Babies love to be touched, so it just makes sense that a structured way to touch infants, that fulfills their deepest needs for affection and love, should develop and be passed on from generation to generation in many areas of the world.
When my mother heard I was teaching massage, she told me: “Jody, I massaged you when you were a baby. I don’t know why. It just seemed like the right thing to do.” I suppose that early experience of touch is what made infant massage resonate so deeply for me.
The massage that I teach parents and instructors comes from India, where almost all babies are massaged, and includes Swedish massage strokes, reflexology and a bit of yoga, too. It was developed by Vimala McClure for her own babies, and shared in the book, Infant Massage, A Handbook for Loving Parents.
Back in 1980, when I was about to adopt my first baby, I contacted my friend, Vimala McClure, who I heard had written a book on infant massage. She sent me a copy of the first version of her book, Infant Massage: A Handbook for Loving Parents. I took oil from my kitchen, settled down with my new daughter, Olisa, and learned the massage and the wonderful pleasures of touch with my children. After I adopted my second child, and used infant massage to soothe our challenging introduction to each other, parents started asking me to teach them. Vimala invited me to come to Denver and learn to be an instructor and a trainer of infant massage. After a wonderful training in Denver, I finished my exam, did a co-training with another trainer, and began teaching families and instructors myself.
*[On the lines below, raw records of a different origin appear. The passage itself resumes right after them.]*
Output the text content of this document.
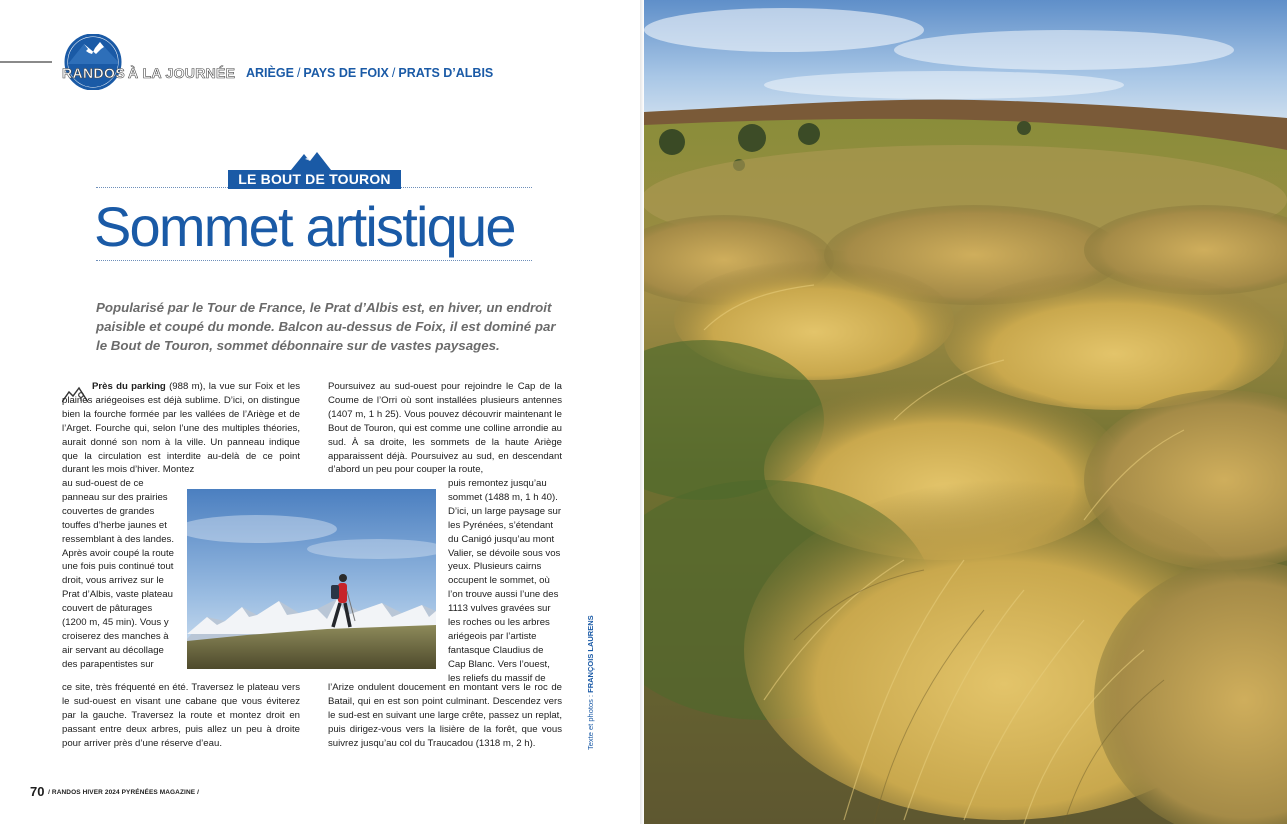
RANDOS À LA JOURNÉE ARIÈGE / PAYS DE FOIX / PRATS D’ALBIS
LE BOUT DE TOURON
Sommet artistique

Popularisé par le Tour de France, le Prat d’Albis est, en hiver, un endroit paisible et coupé du monde. Balcon au-dessus de Foix, il est dominé par le Bout de Touron, sommet débonnaire sur de vastes paysages.

Près du parking (988 m), la vue sur Foix et les plaines ariégeoises est déjà sublime. D’ici, on distingue bien la fourche formée par les vallées de l’Ariège et de l’Arget. Fourche qui, selon l’une des multiples théories, aurait donné son nom à la ville. Un panneau indique que la circulation est interdite au-delà de ce point durant les mois d’hiver. Montez
au sud-ouest de ce panneau sur des prairies couvertes de grandes touffes d’herbe jaunes et ressemblant à des landes. Après avoir coupé la route une fois puis continué tout droit, vous arrivez sur le Prat d’Albis, vaste plateau couvert de pâturages (1200 m, 45 min). Vous y croiserez des manches à air servant au décollage des parapentistes sur
ce site, très fréquenté en été. Traversez le plateau vers le sud-ouest en visant une cabane que vous éviterez par la gauche. Traversez la route et montez droit en passant entre deux arbres, puis allez un peu à droite pour arriver près d’une réserve d’eau.
Poursuivez au sud-ouest pour rejoindre le Cap de la Coume de l’Orri où sont installées plusieurs antennes (1407 m, 1 h 25). Vous pouvez découvrir maintenant le Bout de Touron, qui est comme une colline arrondie au sud. À sa droite, les sommets de la haute Ariège apparaissent déjà. Poursuivez au sud, en descendant d’abord un peu pour couper la route,
puis remontez jusqu’au sommet (1488 m, 1 h 40). D’ici, un large paysage sur les Pyrénées, s’étendant du Canigó jusqu’au mont Valier, se dévoile sous vos yeux. Plusieurs cairns occupent le sommet, où l’on trouve aussi l’une des 1113 vulves gravées sur les roches ou les arbres ariégeois par l’artiste fantasque Claudius de Cap Blanc. Vers l’ouest, les reliefs du massif de
l’Arize ondulent doucement en montant vers le roc de Batail, qui en est son point culminant. Descendez vers le sud-est en suivant une large crête, passez un replat, puis dirigez-vous vers la lisière de la forêt, que vous suivrez jusqu’au col du Traucadou (1318 m, 2 h).	Texte et photos : FRANÇOIS LAURENS
70 / RANDOS HIVER 2024 PYRÉNÉES MAGAZINE /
There is lots more to infant massage than the strokes. Vimala taught parents to start each massage by asking a baby’s permission to do the massage with them. As a parent rubs their oiled hands together and asks permission, s/he watches how the baby responds. A baby that is open to massage will have a relaxed body posture, make a connection with you through touch or through eye contact, along with showing receptivity in how they behave. If a baby pushes away, turns away, or looks away, or shows behaviors indicating they are too overwhelmed right now, it is best to respond to your baby’s current needs and do the massage later when the baby is feeling more receptive. This process helps parents learn to understand and recognize their baby’s language and needs and empowers a child to let other people know what their needs are .
The massage itself is a two-way process between parent and child. The parent should adjust the speed, duration and “touch” of the massage in response to their baby’s cues. It becomes a dance of communication and interaction. Ideally a dance of love.
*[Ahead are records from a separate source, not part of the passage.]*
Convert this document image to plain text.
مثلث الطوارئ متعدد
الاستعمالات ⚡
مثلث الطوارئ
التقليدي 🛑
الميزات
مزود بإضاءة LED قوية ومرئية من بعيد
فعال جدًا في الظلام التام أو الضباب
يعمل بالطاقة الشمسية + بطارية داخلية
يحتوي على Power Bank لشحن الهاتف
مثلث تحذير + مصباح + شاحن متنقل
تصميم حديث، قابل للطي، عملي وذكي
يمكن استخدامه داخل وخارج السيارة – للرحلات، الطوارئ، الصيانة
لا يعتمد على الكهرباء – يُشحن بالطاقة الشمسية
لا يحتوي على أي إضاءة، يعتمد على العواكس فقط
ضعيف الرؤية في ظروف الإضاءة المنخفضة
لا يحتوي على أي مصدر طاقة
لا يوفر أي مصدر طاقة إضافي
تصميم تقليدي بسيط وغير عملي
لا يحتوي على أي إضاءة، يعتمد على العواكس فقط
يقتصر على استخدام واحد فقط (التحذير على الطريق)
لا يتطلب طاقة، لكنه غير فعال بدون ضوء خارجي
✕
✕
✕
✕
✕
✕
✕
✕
The instructor in a parent-baby class or private session supports the parents to develop this dance. A CEIM/CIMI is trained to help parents position the baby for successful interaction, to help create an environment that promotes the development of loving bonds, good communication, and a relaxing time. There are many advantages in learning massage from a person, rather than a book, video or website. A skilled instructor can simplify the information for you and your family. She or he can easily solve struggles you might encounter through demonstration or guidance. Having an in-person guide, demonstrating on their doll, allows you to focus your attention on your baby rather than trying to interpret and apply information.
There are many benefits of massage. Parents tell us about these benefits in our classes: the baby who sleeps through the night for the first time, the great poop that constipated baby had on the way home from class, how a parent feels closer to their child, how a father feels like an important part of his child’s life now.
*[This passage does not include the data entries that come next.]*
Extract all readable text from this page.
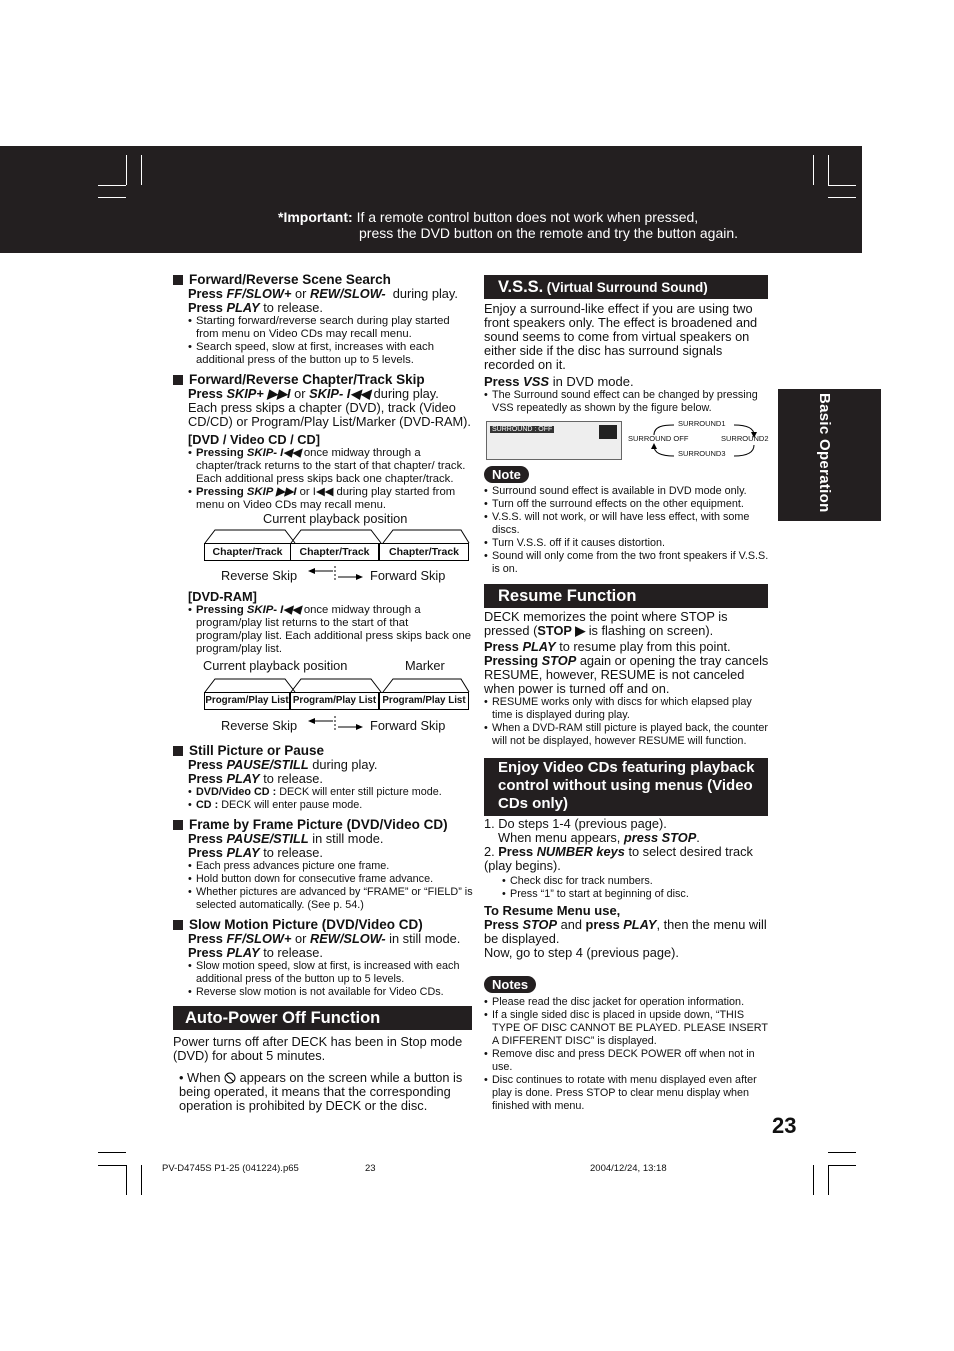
*Important: If a remote control button does not work when pressed,
press the DVD button on the remote and try the button again.
Basic Operation
Forward/Reverse Scene Search
Press FF/SLOW+ or REW/SLOW- during play.
Press PLAY to release.
• Starting forward/reverse search during play started from menu on Video CDs may recall menu.
• Search speed, slow at first, increases with each additional press of the button up to 5 levels.
Forward/Reverse Chapter/Track Skip
Press SKIP+ ▶▶I or SKIP- I◀◀ during play.
Each press skips a chapter (DVD), track (Video CD/CD) or Program/Play List/Marker (DVD-RAM).
[DVD / Video CD / CD]
• Pressing SKIP- I◀◀ once midway through a chapter/track returns to the start of that chapter/ track. Each additional press skips back one chapter/track.
• Pressing SKIP ▶▶I or I◀◀ during play started from menu on Video CDs may recall menu.
Current playback position
Chapter/Track	Chapter/Track	Chapter/Track
Reverse Skip	Forward Skip
[DVD-RAM]
• Pressing SKIP- I◀◀ once midway through a program/play list returns to the start of that program/play list. Each additional press skips back one program/play list.
Current playback position	Marker
Program/Play List Program/Play List Program/Play List
Reverse Skip	Forward Skip
Still Picture or Pause
Press PAUSE/STILL during play.
Press PLAY to release.
• DVD/Video CD : DECK will enter still picture mode.
• CD : DECK will enter pause mode.
Frame by Frame Picture (DVD/Video CD)
Press PAUSE/STILL in still mode.
Press PLAY to release.
• Each press advances picture one frame.
• Hold button down for consecutive frame advance.
• Whether pictures are advanced by “FRAME” or “FIELD” is selected automatically. (See p. 54.)
Slow Motion Picture (DVD/Video CD)
Press FF/SLOW+ or REW/SLOW- in still mode.
Press PLAY to release.
• Slow motion speed, slow at first, is increased with each additional press of the button up to 5 levels.
• Reverse slow motion is not available for Video CDs.
Auto-Power Off Function
Power turns off after DECK has been in Stop mode (DVD) for about 5 minutes.
• When appears on the screen while a button is being operated, it means that the corresponding operation is prohibited by DECK or the disc.
V.S.S. (Virtual Surround Sound)
Enjoy a surround-like effect if you are using two front speakers only. The effect is broadened and sound seems to come from virtual speakers on either side if the disc has surround signals recorded on it.
Press VSS in DVD mode.
• The Surround sound effect can be changed by pressing VSS repeatedly as shown by the figure below.
SURROUND : OFF
SURROUND1
SURROUND OFF	SURROUND2
SURROUND3
Note
• Surround sound effect is available in DVD mode only.
• Turn off the surround effects on the other equipment.
• V.S.S. will not work, or will have less effect, with some discs.
• Turn V.S.S. off if it causes distortion.
• Sound will only come from the two front speakers if V.S.S. is on.
Resume Function
DECK memorizes the point where STOP is pressed (STOP ▶ is flashing on screen).
Press PLAY to resume play from this point.
Pressing STOP again or opening the tray cancels RESUME, however, RESUME is not canceled when power is turned off and on.
• RESUME works only with discs for which elapsed play time is displayed during play.
• When a DVD-RAM still picture is played back, the counter will not be displayed, however RESUME will function.
Enjoy Video CDs featuring playback control without using menus (Video CDs only)
1. Do steps 1-4 (previous page).
When menu appears, press STOP.
2. Press NUMBER keys to select desired track (play begins).
• Check disc for track numbers.
• Press “1” to start at beginning of disc.
To Resume Menu use,
Press STOP and press PLAY, then the menu will be displayed.
Now, go to step 4 (previous page).
Notes
• Please read the disc jacket for operation information.
• If a single sided disc is placed in upside down, “THIS TYPE OF DISC CANNOT BE PLAYED. PLEASE INSERT A DIFFERENT DISC” is displayed.
• Remove disc and press DECK POWER off when not in use.
• Disc continues to rotate with menu displayed even after play is done. Press STOP to clear menu display when finished with menu.
23
PV-D4745S P1-25 (041224).p65	23	2004/12/24, 13:18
The reduced stress for both mother and baby after a massage is well-documented in studies. Depressed mothers who learned to massage their baby, along with getting group support, found themselves feeling less depressed and their babies were more responsive in their interactions as a result. A baby who is massaged often seems to change their sleep patterns: to sleep deeper in the first part of the night, and wake up more alert and awake. There are indications that massage can affect the child’s immune system helping them resist illness and have a more robust immune system. We know there is a drop in stress hormones for the baby soon after the massage, and that the parent also experiences a reduction in stress.